Меир Шалев - Эсав
А ты думал, что он тебе все рассказывает, — сказала она, показав мне эту фотографию и увидев ужас на моем лице. — Хорошее фото, правда? Интересно, кто это снимал. Повезло любителю. А теперь скажи сам, если он позволил сфотографировать себя, как здесь, почему его волнует, что я фотографирую его дома?
Сейчас она на лужайке моего дома. В моих рабочих брюках и свободной тенниске она ползает на четвереньках и выдирает сорняки. «Ты знаешь, что у тебя соленая трава?» — кричит она мне. Молодая и красивая женщина, уверенная в себе и в своей силе. Вечерний свет извлекает золото из руды ее волос. Под кожей движутся длинные, четко обрисованные мускулы. После смерти нашего отца она опять приехала ко мне в Америку и здесь преуспела. Две фотографии моего брата уже появились в нью-йоркском фотожурнале. Через несколько дней она должна вернуться в Тель-Авив, и я думаю, что не увижу ее еще несколько лет. Не то чтобы у нас была причина расстаться таким образом, но я уже научился угадывать очертания будущего. Мои дни похожи один на другой, мои истории похожи одна на другую. И мои женщины тоже, каюсь, похожи друг на друга. Кто знает, что для него хорошо, тот не нуждается в экспериментах.

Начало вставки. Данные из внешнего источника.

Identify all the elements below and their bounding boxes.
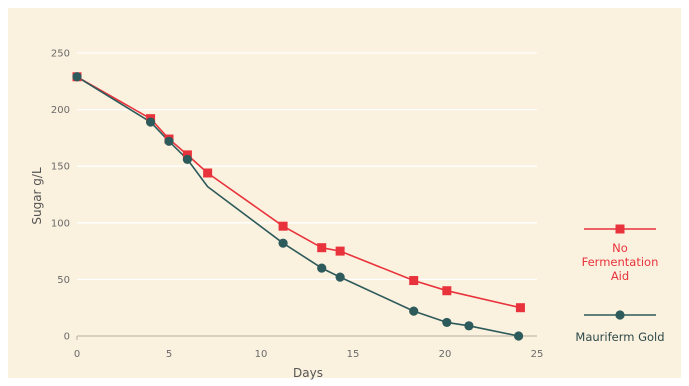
x-tick-label: 10 [255, 349, 268, 360]
data-point-circle [164, 137, 173, 146]
x-tick-label: 15 [347, 349, 360, 360]
axes: 0 50 100 150 200 250 0 5 10 15 20 25 [51, 49, 543, 361]
data-point-circle [464, 321, 473, 330]
legend-label-1: Fermentation [582, 255, 659, 269]
y-axis-label: Sugar g/L [30, 167, 44, 225]
data-point-circle [72, 72, 81, 81]
x-tick-label: 20 [439, 349, 452, 360]
data-point-circle [442, 318, 451, 327]
x-axis-label: Days [293, 366, 323, 380]
legend-marker-square [616, 225, 625, 234]
series-line-1 [77, 77, 520, 308]
data-point-square [317, 243, 326, 252]
gridlines [77, 53, 537, 279]
data-point-circle [146, 117, 155, 126]
x-tick-label: 0 [74, 349, 80, 360]
y-tick-label: 0 [64, 332, 70, 343]
data-point-square [279, 222, 288, 231]
data-point-square [203, 168, 212, 177]
data-point-circle [514, 331, 523, 340]
legend-label-1: Aid [611, 269, 629, 283]
y-tick-label: 50 [57, 275, 70, 286]
series-lines [77, 77, 520, 336]
legend-label-1: No [612, 241, 628, 255]
data-point-circle [183, 155, 192, 164]
data-point-square [516, 303, 525, 312]
data-point-circle [409, 306, 418, 315]
y-tick-label: 150 [51, 162, 70, 173]
data-point-square [442, 286, 451, 295]
legend-marker-circle [615, 310, 624, 319]
data-point-circle [278, 239, 287, 248]
data-point-square [409, 276, 418, 285]
x-tick-label: 5 [166, 349, 172, 360]
x-tick-label: 25 [531, 349, 544, 360]
legend-label-2: Mauriferm Gold [575, 330, 664, 344]
series-line-2 [77, 77, 519, 336]
y-tick-label: 200 [51, 105, 70, 116]
data-point-circle [336, 273, 345, 282]
data-point-square [336, 247, 345, 256]
data-point-circle [317, 263, 326, 272]
y-tick-label: 100 [51, 218, 70, 229]
y-tick-label: 250 [51, 49, 70, 60]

Раз в месяц мне снится мать. Сон всегда одинаков, потому что тот, кто знает, что такое плохо, тоже не нуждается в экспериментах. В моем сне звонит телефон. Я подымаю трубку, и она окликает меня дважды по имени, полувопросительно, с оттенком удивления, будто хочет убедиться, что ее проклятие все еще действует. Ну вот, обещал, что не буду больше говорить о смерти матери, и не получается.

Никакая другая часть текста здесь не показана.